Scienture Holdings, Inc. President & Co-CEO Narasimhan Mani reported multiple equity awards and a prior conversion transaction. On February 20, 2026, the board’s Compensation Committee approved an award of 500,000 restricted common shares as a discretionary stock bonus for 2025 performance, to be issued in three tranches during 2026 and each tranche vesting three years after issuance. Following this award, he holds 1,550,000 common shares directly.
Earlier, he received 750,000 restricted shares on April 14, 2025 and 300,000 restricted shares on October 1, 2025, each vesting in two equal annual installments beginning in 2026. An entity associated with him, Srivatsav, LLC, converted 1,357,538 shares of Series X Non-Voting Convertible Preferred Stock into common stock on September 19, 2024, and later transferred 20,000 common shares to a designee of NVK Finance, LLC as consideration for the lender’s consent to an amended loan agreement.

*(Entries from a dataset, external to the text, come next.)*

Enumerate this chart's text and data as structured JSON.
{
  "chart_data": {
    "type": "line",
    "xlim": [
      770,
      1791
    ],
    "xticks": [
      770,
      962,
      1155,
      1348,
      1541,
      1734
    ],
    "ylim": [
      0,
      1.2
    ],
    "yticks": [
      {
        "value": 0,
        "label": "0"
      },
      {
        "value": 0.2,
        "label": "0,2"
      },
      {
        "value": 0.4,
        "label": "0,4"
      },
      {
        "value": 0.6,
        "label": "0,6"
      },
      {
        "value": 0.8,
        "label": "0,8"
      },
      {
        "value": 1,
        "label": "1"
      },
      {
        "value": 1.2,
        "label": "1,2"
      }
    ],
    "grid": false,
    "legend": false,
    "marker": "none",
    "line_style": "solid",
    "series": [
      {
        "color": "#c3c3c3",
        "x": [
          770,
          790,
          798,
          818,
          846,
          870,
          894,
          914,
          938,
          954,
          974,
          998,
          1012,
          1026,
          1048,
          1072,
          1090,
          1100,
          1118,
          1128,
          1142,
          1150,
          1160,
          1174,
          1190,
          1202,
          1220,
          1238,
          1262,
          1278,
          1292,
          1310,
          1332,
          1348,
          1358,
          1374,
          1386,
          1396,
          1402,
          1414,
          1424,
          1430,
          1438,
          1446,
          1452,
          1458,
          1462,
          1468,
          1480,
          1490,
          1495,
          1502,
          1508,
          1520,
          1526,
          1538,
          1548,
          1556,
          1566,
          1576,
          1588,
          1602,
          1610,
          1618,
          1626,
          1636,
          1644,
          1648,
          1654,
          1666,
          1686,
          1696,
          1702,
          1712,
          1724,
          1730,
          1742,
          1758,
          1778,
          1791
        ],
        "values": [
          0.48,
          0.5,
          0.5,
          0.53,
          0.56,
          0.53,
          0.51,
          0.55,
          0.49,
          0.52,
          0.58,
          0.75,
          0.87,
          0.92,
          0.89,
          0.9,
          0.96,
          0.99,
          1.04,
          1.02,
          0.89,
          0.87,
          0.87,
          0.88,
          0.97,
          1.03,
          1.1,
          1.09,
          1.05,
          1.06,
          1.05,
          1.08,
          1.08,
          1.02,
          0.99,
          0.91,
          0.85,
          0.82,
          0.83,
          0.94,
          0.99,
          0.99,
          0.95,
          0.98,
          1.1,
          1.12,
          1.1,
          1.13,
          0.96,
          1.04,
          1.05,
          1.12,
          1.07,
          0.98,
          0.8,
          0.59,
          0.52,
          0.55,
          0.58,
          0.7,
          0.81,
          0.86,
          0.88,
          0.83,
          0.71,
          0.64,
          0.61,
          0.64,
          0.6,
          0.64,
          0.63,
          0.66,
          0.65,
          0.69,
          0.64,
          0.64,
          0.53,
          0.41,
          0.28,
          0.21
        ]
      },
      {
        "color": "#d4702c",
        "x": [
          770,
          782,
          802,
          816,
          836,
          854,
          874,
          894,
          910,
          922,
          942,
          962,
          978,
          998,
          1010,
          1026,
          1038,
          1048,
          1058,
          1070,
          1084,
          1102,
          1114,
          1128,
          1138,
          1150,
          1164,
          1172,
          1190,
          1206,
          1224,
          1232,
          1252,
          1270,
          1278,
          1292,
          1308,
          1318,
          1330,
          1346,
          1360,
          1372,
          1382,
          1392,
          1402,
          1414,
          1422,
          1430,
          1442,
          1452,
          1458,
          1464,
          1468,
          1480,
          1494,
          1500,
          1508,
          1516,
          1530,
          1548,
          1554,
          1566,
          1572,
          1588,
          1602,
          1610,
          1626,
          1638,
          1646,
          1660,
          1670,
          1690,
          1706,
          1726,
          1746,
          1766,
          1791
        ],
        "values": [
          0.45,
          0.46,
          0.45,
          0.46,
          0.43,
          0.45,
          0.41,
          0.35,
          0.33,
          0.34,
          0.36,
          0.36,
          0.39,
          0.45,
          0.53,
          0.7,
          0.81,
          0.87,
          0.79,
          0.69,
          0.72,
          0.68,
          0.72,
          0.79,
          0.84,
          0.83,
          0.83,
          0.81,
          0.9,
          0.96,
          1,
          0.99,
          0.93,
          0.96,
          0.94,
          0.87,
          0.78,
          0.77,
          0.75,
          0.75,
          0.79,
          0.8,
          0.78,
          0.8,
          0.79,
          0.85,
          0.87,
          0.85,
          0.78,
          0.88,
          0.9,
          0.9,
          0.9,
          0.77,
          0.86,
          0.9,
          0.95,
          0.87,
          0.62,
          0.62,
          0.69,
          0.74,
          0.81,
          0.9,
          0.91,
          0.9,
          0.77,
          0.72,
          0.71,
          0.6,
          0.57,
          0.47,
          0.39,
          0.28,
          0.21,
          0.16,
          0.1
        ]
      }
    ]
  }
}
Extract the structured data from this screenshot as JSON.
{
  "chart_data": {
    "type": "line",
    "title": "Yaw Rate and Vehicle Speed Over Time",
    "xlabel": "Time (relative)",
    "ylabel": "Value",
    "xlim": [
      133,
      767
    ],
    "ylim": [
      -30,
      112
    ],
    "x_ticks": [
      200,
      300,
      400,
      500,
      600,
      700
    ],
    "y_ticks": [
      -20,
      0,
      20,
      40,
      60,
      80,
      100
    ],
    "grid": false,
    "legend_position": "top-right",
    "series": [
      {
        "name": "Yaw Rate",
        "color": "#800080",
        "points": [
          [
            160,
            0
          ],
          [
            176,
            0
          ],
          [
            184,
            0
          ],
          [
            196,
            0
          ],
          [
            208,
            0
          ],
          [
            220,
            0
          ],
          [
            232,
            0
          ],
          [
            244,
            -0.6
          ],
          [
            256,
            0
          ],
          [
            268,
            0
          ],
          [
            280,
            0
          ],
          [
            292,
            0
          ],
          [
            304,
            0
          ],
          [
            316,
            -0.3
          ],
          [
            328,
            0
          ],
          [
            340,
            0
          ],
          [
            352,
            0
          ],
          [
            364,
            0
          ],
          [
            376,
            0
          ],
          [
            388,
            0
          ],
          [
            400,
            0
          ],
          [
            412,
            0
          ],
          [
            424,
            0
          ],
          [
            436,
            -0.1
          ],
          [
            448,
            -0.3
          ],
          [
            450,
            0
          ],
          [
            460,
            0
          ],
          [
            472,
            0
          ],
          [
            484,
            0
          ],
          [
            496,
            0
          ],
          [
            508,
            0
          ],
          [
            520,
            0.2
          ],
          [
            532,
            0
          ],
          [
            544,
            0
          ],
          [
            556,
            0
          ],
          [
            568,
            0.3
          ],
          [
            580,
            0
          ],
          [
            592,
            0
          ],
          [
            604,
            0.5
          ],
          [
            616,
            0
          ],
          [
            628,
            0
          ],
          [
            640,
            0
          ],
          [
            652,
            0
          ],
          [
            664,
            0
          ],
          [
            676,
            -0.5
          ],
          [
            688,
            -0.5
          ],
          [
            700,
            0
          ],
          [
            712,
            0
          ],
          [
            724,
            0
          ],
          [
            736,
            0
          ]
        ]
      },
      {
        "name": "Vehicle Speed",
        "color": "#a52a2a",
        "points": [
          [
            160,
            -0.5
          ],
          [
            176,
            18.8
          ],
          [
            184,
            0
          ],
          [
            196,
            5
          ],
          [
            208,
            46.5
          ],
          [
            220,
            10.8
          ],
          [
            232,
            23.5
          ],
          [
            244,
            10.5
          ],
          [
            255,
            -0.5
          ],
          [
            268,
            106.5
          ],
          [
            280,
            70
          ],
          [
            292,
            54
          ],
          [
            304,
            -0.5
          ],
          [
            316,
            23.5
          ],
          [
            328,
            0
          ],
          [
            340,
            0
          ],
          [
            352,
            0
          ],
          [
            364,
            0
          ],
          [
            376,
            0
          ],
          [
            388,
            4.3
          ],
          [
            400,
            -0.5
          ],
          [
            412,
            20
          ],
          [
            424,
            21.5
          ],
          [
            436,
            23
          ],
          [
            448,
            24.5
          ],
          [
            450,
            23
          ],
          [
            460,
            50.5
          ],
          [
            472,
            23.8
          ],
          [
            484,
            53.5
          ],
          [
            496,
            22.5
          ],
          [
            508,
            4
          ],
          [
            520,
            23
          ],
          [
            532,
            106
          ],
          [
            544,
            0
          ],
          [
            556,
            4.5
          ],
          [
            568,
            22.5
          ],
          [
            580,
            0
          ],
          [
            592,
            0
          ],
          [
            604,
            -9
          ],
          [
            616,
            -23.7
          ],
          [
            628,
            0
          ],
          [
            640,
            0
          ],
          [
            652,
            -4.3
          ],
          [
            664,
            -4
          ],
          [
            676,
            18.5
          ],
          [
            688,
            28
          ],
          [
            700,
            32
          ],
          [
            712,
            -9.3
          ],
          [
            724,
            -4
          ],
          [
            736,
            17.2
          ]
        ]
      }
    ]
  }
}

Scienture Holdings, Inc. (SCNX) announced that it has posted a revised investor presentation on its website and plans to use it in meetings with analysts, potential investors, and other interested parties. The presentation, attached as Exhibit 99.1, provides summary information about the company that should be read together with its reports filed with the SEC.
The company emphasizes that the materials are furnished under Regulation FD, not filed, meaning they are not subject to certain liability provisions of the securities laws and are not automatically incorporated into other SEC filings. The presentation includes forward-looking statements about projects, potential financial performance, and growth opportunities, and the company reminds readers that actual results may differ due to various risks described in its latest Annual Report on Form 10-K for the year ended December 31, 2024 and subsequent Quarterly Reports on Form 10-Q.